Depuis l’assassinat de l’ancien président Jovenel Moïse en juillet 2021, le Premier ministre Ariel Henry contrôle toutes les fonctions exécutives et parlementaires et n’est pas parvenu à trouver un consensus avec les acteurs politiques haïtiens et les représentants de la société civile pour permettre une transition démocratique.

Presque tous les représentants de la société civile haïtienne et les victimes d’abus interrogés ont déclaré que la situation s’était tellement détériorée qu’une réponse internationale était devenue nécessaire, notamment pour les aspects sécuritaires. Nombre d’entre eux ont souligné le nécessité d’éviter dès à présent d’aggraver les souffrances et les abus, en mettant en place des garanties suffisantes pour éviter les graves violations résultant des interventions internationales du passé et de l’héritage durable de l’esclavage, de l’exploitation et des abus commis par les anciennes puissances coloniales. Les représentants de la société civile haïtienne ont par ailleurs déclaré que les pays concernés devraient cesser de soutenir le premier ministre Henry, qu’ils considèrent comme étant à la tête d’un gouvernement illégitime et corrompu avec des liens présumés avec des groupes criminels.

Des familles quittaient leurs maisons à Pétion-ville, une commune de Port-au-Prince en Haïti, le 23 mars 2023, au moment où des groupes criminels prenaient le contrôle de plusieurs zones dans le pays.  © 2023 RICHARD PIERRIN/AFP via Getty Images

Les efforts déployés par une force de sécurité internationale pour sécuriser les sites stratégiques et les principales routes du pays devraient s’accompagner d’initiatives visant à fournir des emplois, une éducation et un accès aux produits de première nécessité dans les zones actuellement contrôlées par les groupes criminels, ainsi qu’à garantir que les responsables d’abus graves fassent l’objet d’enquêtes et de poursuites dans le cadre de procédures crédibles, équitables et respectueuses des droits.
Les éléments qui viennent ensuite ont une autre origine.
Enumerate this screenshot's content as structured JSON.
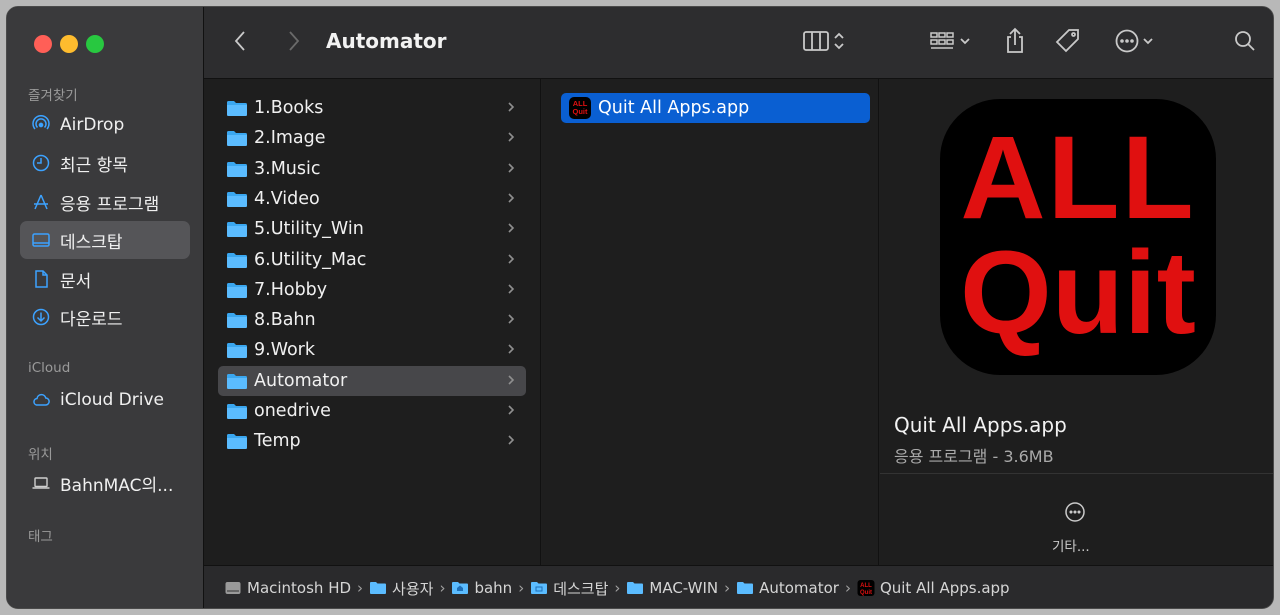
{
  "window": {
    "title": "Automator"
  },
  "sidebar": {
    "favorites_label": "즐겨찾기",
    "icloud_label": "iCloud",
    "locations_label": "위치",
    "tags_label": "태그",
    "items": [
      {
        "label": "AirDrop",
        "icon": "airdrop-icon"
      },
      {
        "label": "최근 항목",
        "icon": "clock-icon"
      },
      {
        "label": "응용 프로그램",
        "icon": "applications-icon"
      },
      {
        "label": "데스크탑",
        "icon": "desktop-icon",
        "selected": true
      },
      {
        "label": "문서",
        "icon": "document-icon"
      },
      {
        "label": "다운로드",
        "icon": "download-icon"
      },
      {
        "label": "iCloud Drive",
        "icon": "cloud-icon"
      },
      {
        "label": "BahnMAC의...",
        "icon": "laptop-icon"
      }
    ]
  },
  "toolbar": {
    "back": "back-icon",
    "forward": "forward-icon",
    "view": "column-view-icon",
    "group": "group-icon",
    "share": "share-icon",
    "tag": "tag-icon",
    "actions": "more-icon",
    "search": "search-icon"
  },
  "column1": {
    "items": [
      {
        "label": "1.Books"
      },
      {
        "label": "2.Image"
      },
      {
        "label": "3.Music"
      },
      {
        "label": "4.Video"
      },
      {
        "label": "5.Utility_Win"
      },
      {
        "label": "6.Utility_Mac"
      },
      {
        "label": "7.Hobby"
      },
      {
        "label": "8.Bahn"
      },
      {
        "label": "9.Work"
      },
      {
        "label": "Automator",
        "selected": true
      },
      {
        "label": "onedrive"
      },
      {
        "label": "Temp"
      }
    ]
  },
  "column2": {
    "items": [
      {
        "label": "Quit All Apps.app",
        "selected": true,
        "icon_text_1": "ALL",
        "icon_text_2": "Quit"
      }
    ]
  },
  "preview": {
    "icon_line1": "ALL",
    "icon_line2": "Quit",
    "name": "Quit All Apps.app",
    "info": "응용 프로그램 - 3.6MB",
    "more_label": "기타..."
  },
  "pathbar": {
    "crumbs": [
      {
        "label": "Macintosh HD",
        "icon": "disk-icon"
      },
      {
        "label": "사용자",
        "icon": "folder-icon"
      },
      {
        "label": "bahn",
        "icon": "home-folder-icon"
      },
      {
        "label": "데스크탑",
        "icon": "desktop-folder-icon"
      },
      {
        "label": "MAC-WIN",
        "icon": "folder-icon"
      },
      {
        "label": "Automator",
        "icon": "folder-icon"
      },
      {
        "label": "Quit All Apps.app",
        "icon": "app-icon"
      }
    ]
  },
  "colors": {
    "selection": "#0a5fd2",
    "accent": "#3ca2ff",
    "icon_red": "#e01010"
  }
}
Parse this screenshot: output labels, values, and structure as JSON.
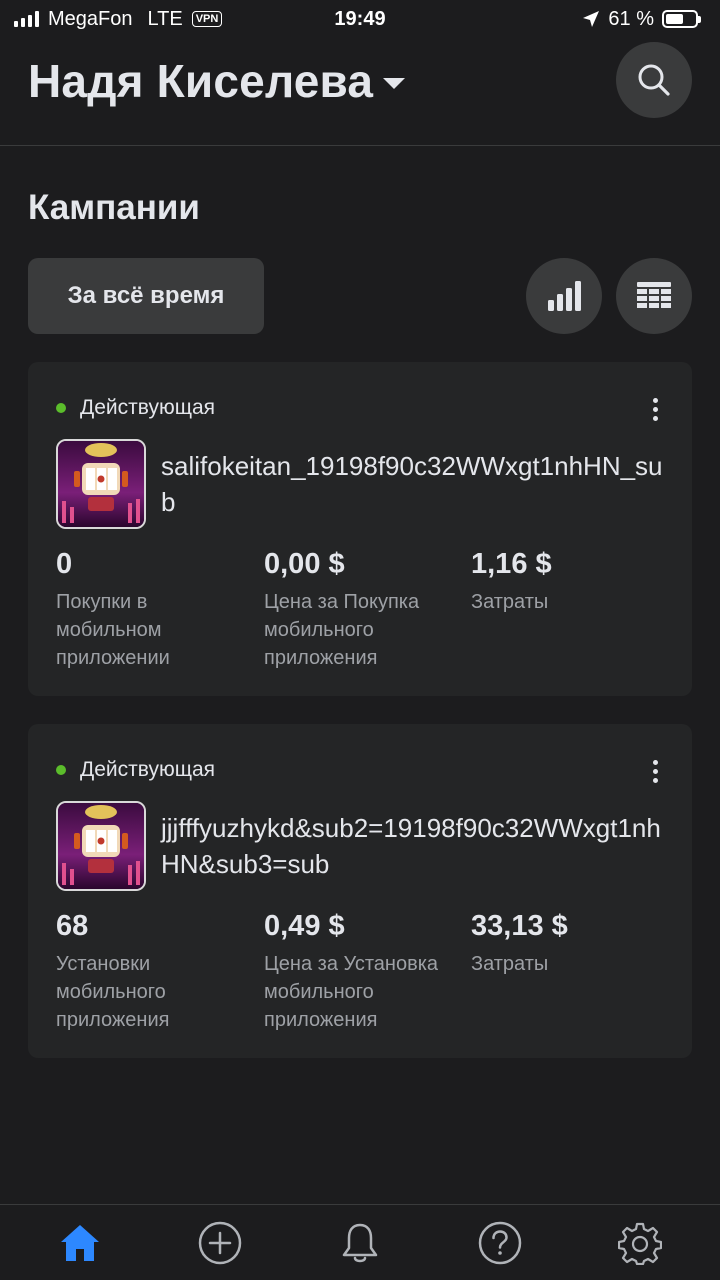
{
  "status_bar": {
    "carrier": "MegaFon",
    "network": "LTE",
    "vpn": "VPN",
    "time": "19:49",
    "battery": "61 %",
    "battery_level": 0.61
  },
  "header": {
    "account_name": "Надя Киселева"
  },
  "section": {
    "title": "Кампании",
    "period_button": "За всё время"
  },
  "campaigns": [
    {
      "status": "Действующая",
      "status_color": "#5bbd2b",
      "name": "salifokeitan_19198f90c32WWxgt1nhHN_sub",
      "metrics": [
        {
          "value": "0",
          "label": "Покупки в\nмобильном\nприложении"
        },
        {
          "value": "0,00 $",
          "label": "Цена за Покупка\nмобильного\nприложения"
        },
        {
          "value": "1,16 $",
          "label": "Затраты"
        }
      ]
    },
    {
      "status": "Действующая",
      "status_color": "#5bbd2b",
      "name": "jjjfffyuzhykd&sub2=19198f90c32WWxgt1nhHN&sub3=sub",
      "metrics": [
        {
          "value": "68",
          "label": "Установки\nмобильного\nприложения"
        },
        {
          "value": "0,49 $",
          "label": "Цена за Установка\nмобильного\nприложения"
        },
        {
          "value": "33,13 $",
          "label": "Затраты"
        }
      ]
    }
  ],
  "nav": {
    "items": [
      "home-icon",
      "add-icon",
      "bell-icon",
      "help-icon",
      "gear-icon"
    ],
    "active_color": "#2d88ff"
  }
}
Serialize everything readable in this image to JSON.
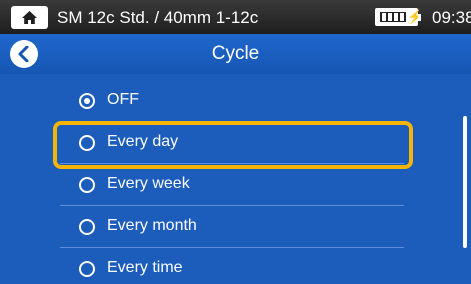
{
  "status_bar": {
    "path": "SM 12c Std. / 40mm 1-12c",
    "time": "09:38",
    "home_icon": "home-icon",
    "battery_icon": "battery-charging-icon"
  },
  "header": {
    "title": "Cycle",
    "back_icon": "back-arrow-icon"
  },
  "options": [
    {
      "label": "OFF",
      "selected": true
    },
    {
      "label": "Every day",
      "selected": false,
      "highlighted": true
    },
    {
      "label": "Every week",
      "selected": false
    },
    {
      "label": "Every month",
      "selected": false
    },
    {
      "label": "Every time",
      "selected": false
    }
  ],
  "colors": {
    "background": "#1c5cbb",
    "highlight": "#f5b400",
    "status_bar": "#2a2a2a"
  }
}
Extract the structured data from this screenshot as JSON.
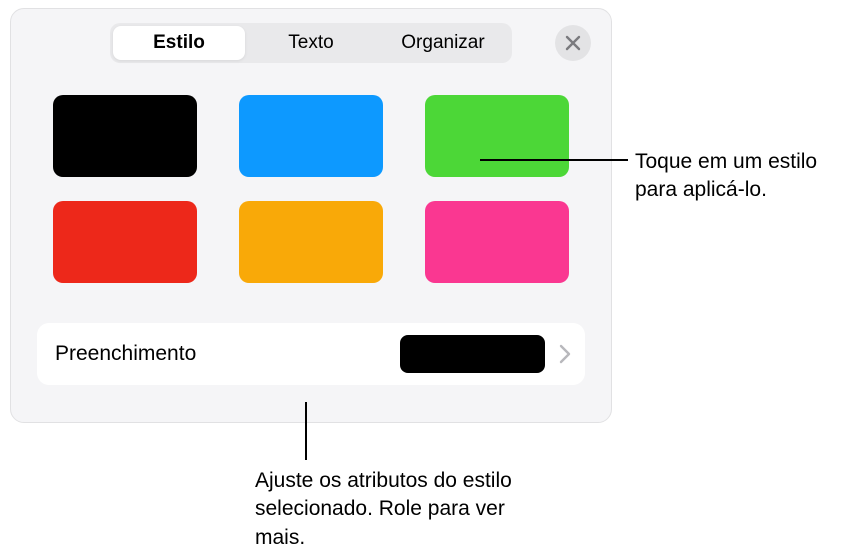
{
  "tabs": {
    "style": "Estilo",
    "text": "Texto",
    "arrange": "Organizar"
  },
  "swatches": [
    {
      "name": "black",
      "color": "#000000"
    },
    {
      "name": "blue",
      "color": "#0d99ff"
    },
    {
      "name": "green",
      "color": "#4cd737"
    },
    {
      "name": "red",
      "color": "#ed281a"
    },
    {
      "name": "orange",
      "color": "#f9a908"
    },
    {
      "name": "pink",
      "color": "#fa3791"
    }
  ],
  "fill": {
    "label": "Preenchimento",
    "preview_color": "#000000"
  },
  "callouts": {
    "apply_style": "Toque em um estilo para aplicá-lo.",
    "adjust_attrs": "Ajuste os atributos do estilo selecionado. Role para ver mais."
  }
}
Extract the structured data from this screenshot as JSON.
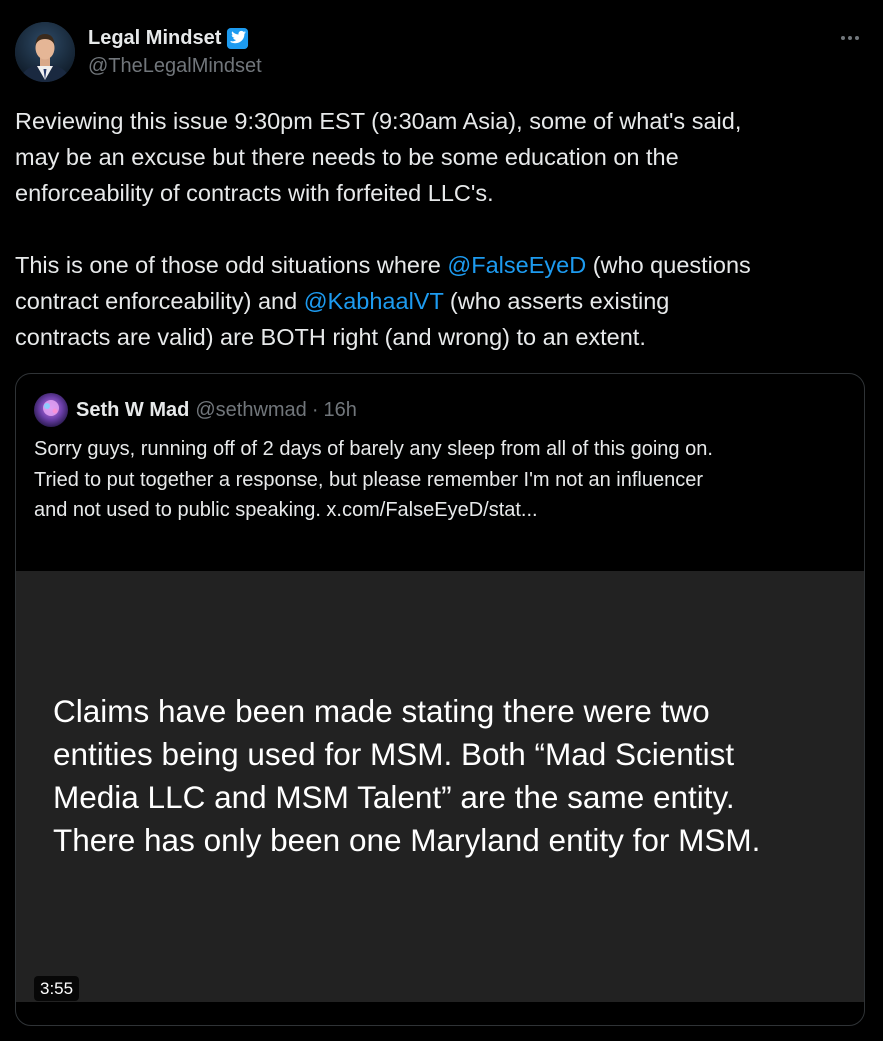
{
  "author": {
    "display_name": "Legal Mindset",
    "handle": "@TheLegalMindset",
    "verified_icon": "verified-badge-icon",
    "avatar": "avatar-photo",
    "menu_icon": "more-options-icon"
  },
  "tweet": {
    "lines": [
      [
        {
          "text": "Reviewing this issue 9:30pm EST (9:30am Asia), some of what's said,"
        }
      ],
      [
        {
          "text": "may be an excuse but there needs to be some education on the"
        }
      ],
      [
        {
          "text": "enforceability of contracts with forfeited LLC's."
        }
      ],
      [
        {
          "text": ""
        }
      ],
      [
        {
          "text": "This is one of those odd situations where "
        },
        {
          "text": "@FalseEyeD",
          "mention": true
        },
        {
          "text": " (who questions"
        }
      ],
      [
        {
          "text": "contract enforceability) and "
        },
        {
          "text": "@KabhaalVT",
          "mention": true
        },
        {
          "text": "  (who asserts existing"
        }
      ],
      [
        {
          "text": "contracts are valid) are BOTH right (and wrong) to an extent."
        }
      ]
    ]
  },
  "quote": {
    "display_name": "Seth W Mad",
    "handle": "@sethwmad",
    "separator": "·",
    "time": "16h",
    "lines": [
      "Sorry guys, running off of 2 days of barely any sleep from all of this going on.",
      "Tried to put together a response, but please remember I'm not an influencer",
      "and not used to public speaking.  x.com/FalseEyeD/stat..."
    ],
    "video": {
      "text_lines": [
        "Claims have been made stating there were two",
        "entities being used for MSM. Both “Mad Scientist",
        "Media LLC and MSM Talent” are the same entity.",
        "There has only been one Maryland entity for MSM."
      ],
      "duration": "3:55"
    }
  },
  "colors": {
    "background": "#000000",
    "text": "#e7e9ea",
    "muted": "#71767b",
    "accent": "#1d9bf0",
    "border": "#2f3336",
    "video_bg": "#222222"
  }
}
« L’héritage des interventions étrangères abusives en Haïti ne devrait pas servir d’excuse à l’inaction », a déclaré Nathalye Cotrino. « Il devrait au contraire résulter en un appel à agir afin de réparer les erreurs du passé et de soutenir les efforts haïtiens en faveur d’une véritable gouvernance démocratique, d’un respect des droits humains fondamentaux et d’un arrêt des cycles meurtriers de violence et d’abus. »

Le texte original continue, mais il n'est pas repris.